Dalam pengertian sederhana, konsep ummatan wasathon bisa diartikan sebagai sebuah komunitas umat Islam yang berada di tengah-tengah, tidak berada pada titik ekstrem tertentu dan selalu mengedepankan keseimbangan, baik dalam pemikiran, pemahaman maupun pengamalan atas ajaran Islam yang diyakininya. Dan demikian Kami (Alloh SWT)  telah menciptakan kamu (kaum muslimin) sebagai ummatan  wasathon agar kamu sekalian dapat menjadi saksi bagi manusia lain dan sesungguhnya rasul (utusan Alloh) menjadi saksi atas diri kamu sekalian. ( QS Al  Baqarah ayat 143), ayat itulah yang menjadi dasar pemikiran konsep tengahan.  

Berkaitan dengan budaya jawa, kaum tengahan beragumen bahwa tidak semua hal yang berbau jawa itu salah, masih banyak hal yang hal baik  yang berasal dari kebudayaan jawa yang tidak melanggar ajaran Islam,  Contoh:

1.     Pemakaian bahasa yang santun, bagaimana tata berbicara antara anak kecil dengan orang tua, di atur dalam budaya jawa. Dengan menggunakan bahasa jawa secara baik, maka dalam diri seseorang akan terdidik dan terbiasa menempatkan diri, baik kepada orang yang lebih tua, sepantaran atau kepada orang lebih muda sekalipun. 

2.     Di kalangan santri, mengenal huruf pegon, yaitu huruf arab yang di modifikasi untuk menuliskan bahasa jawa, biasanya di gunakan untuk mengartikan ayat al quran, atau kitab islam yang lain

3.     Menggunakan baju batik, beskap atau tapih. Bahkan dalam salah satu muktamar ormas islam terbesar di dunia yaitu  Muhammadiyah pada tahun 1929 menyerukan untuk memakai pakaian tradional kepada para utusan muktamar.

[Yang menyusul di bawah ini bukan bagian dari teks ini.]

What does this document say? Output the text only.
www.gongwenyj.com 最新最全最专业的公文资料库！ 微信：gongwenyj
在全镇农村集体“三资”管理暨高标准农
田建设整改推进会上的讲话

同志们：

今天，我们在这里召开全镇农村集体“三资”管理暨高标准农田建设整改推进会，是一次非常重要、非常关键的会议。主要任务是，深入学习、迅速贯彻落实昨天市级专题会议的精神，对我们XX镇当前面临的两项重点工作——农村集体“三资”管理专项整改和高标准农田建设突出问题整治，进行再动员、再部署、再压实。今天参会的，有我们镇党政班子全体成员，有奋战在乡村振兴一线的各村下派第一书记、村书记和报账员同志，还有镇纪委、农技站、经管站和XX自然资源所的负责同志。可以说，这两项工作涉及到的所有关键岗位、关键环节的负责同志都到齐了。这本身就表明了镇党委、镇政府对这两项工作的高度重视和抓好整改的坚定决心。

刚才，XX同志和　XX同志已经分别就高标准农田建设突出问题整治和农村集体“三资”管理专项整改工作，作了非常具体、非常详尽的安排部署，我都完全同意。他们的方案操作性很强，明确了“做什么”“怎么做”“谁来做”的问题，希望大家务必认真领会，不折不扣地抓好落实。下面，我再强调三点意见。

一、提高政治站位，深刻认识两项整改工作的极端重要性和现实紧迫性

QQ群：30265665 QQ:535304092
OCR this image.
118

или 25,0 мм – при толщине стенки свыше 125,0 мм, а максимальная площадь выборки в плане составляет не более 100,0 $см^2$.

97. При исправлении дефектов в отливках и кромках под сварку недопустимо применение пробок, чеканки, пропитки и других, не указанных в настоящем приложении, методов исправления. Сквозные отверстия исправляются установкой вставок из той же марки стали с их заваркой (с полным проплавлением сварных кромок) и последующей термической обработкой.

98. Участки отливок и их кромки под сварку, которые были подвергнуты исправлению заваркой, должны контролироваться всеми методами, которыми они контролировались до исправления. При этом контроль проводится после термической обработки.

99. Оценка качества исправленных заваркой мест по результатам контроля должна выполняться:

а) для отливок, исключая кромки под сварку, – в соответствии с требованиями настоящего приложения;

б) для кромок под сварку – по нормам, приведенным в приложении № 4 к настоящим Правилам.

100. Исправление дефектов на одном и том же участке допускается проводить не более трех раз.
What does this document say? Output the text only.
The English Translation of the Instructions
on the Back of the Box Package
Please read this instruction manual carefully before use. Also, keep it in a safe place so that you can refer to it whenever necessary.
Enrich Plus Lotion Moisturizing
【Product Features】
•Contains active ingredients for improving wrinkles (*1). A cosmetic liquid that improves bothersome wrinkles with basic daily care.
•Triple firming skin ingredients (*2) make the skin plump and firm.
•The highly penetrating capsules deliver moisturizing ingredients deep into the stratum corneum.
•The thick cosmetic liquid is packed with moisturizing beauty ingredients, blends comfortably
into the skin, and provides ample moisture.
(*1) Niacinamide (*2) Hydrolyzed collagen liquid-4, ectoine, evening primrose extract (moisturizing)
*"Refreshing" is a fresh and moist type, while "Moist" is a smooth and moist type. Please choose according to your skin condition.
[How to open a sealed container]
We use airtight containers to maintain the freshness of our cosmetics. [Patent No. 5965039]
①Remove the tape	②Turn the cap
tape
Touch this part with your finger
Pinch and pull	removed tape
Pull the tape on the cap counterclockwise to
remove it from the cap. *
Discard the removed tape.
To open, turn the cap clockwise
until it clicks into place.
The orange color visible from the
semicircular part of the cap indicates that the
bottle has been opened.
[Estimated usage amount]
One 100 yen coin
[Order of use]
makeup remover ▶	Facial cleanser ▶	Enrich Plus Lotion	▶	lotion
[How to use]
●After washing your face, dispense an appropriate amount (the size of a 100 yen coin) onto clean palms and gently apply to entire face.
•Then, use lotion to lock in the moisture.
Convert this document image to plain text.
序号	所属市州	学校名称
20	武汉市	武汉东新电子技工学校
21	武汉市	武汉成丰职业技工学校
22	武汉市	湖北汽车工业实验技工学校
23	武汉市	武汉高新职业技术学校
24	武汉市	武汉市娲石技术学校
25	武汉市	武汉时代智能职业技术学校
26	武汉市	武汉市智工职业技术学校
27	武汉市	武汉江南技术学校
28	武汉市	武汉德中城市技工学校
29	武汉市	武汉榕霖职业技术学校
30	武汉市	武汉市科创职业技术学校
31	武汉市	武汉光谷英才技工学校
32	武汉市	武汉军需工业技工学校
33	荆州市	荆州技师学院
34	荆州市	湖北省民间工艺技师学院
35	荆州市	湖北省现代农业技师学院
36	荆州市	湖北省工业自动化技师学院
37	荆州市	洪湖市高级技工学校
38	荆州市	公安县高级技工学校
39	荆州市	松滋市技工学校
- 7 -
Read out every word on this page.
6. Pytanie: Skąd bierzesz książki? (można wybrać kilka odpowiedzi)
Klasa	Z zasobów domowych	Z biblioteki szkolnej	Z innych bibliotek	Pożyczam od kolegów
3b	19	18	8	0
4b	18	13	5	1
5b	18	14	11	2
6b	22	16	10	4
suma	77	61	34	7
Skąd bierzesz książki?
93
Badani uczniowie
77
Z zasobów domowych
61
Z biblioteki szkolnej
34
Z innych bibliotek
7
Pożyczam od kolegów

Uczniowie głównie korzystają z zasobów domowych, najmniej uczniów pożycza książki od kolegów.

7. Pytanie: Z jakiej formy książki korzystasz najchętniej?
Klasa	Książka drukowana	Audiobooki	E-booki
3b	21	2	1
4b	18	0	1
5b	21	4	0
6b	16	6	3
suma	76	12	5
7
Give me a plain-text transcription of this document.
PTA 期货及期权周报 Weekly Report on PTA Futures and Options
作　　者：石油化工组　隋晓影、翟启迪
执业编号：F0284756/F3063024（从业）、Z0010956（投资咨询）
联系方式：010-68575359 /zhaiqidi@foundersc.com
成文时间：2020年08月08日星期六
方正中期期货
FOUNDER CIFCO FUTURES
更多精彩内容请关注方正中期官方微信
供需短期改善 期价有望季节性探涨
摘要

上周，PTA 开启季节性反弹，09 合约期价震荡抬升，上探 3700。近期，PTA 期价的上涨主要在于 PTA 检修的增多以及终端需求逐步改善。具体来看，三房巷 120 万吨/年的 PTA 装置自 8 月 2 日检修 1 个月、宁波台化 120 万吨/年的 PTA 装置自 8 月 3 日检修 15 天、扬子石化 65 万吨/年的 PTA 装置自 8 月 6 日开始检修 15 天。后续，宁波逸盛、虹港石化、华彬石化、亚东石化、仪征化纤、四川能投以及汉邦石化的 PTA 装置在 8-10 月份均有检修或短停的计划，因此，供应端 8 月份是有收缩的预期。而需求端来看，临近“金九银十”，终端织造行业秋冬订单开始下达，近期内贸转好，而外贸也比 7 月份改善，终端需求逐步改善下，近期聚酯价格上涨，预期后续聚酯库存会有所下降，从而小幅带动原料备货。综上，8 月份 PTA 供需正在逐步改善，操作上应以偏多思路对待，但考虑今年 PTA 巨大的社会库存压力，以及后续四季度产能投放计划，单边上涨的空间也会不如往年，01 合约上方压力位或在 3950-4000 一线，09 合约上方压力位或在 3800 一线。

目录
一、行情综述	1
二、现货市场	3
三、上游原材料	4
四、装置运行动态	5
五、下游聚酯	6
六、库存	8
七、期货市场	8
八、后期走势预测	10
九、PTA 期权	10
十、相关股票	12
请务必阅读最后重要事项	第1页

Dalam hal ini pakaian tradisional yang tidak melanggar Syara’.

4.     Pentas kesienian jawa, baik itu wayangan atau jaranan, nilai pentas seninya tetap di lakukan, akan tetapi anmisme dan dinamismenya harus ditinggalkan.

5.      Penggunakan hari pasaran (legi, paing, pon, wage, kliwon) biasa di gunakan di masjid majid, gunanya untuk menentukan jadwal khotbah jum’at.


salah satu buku Muhammadiyah yang menegaskan pentingnya dakwah kultural


Sedikitnya Dari 5 contoh di atas tentunya masih banyak budaya budaya jawa yang bisa ambil untuk kepentingan dakwah islam, kaum intelektual menamakannya “Dakwah Kultural”. Mengenai hal ini  Ahmad Najib Burhani, Ph. D  mengatakan “islam secara cultural di jawakan, dan jawa secara substansi di Islamkan (dimoderenkan dan dirasionalkan); Jawa sebagai sistm ideology atau isme DITOLAK, tapi Jawa sebagai budaya DITERIMA”.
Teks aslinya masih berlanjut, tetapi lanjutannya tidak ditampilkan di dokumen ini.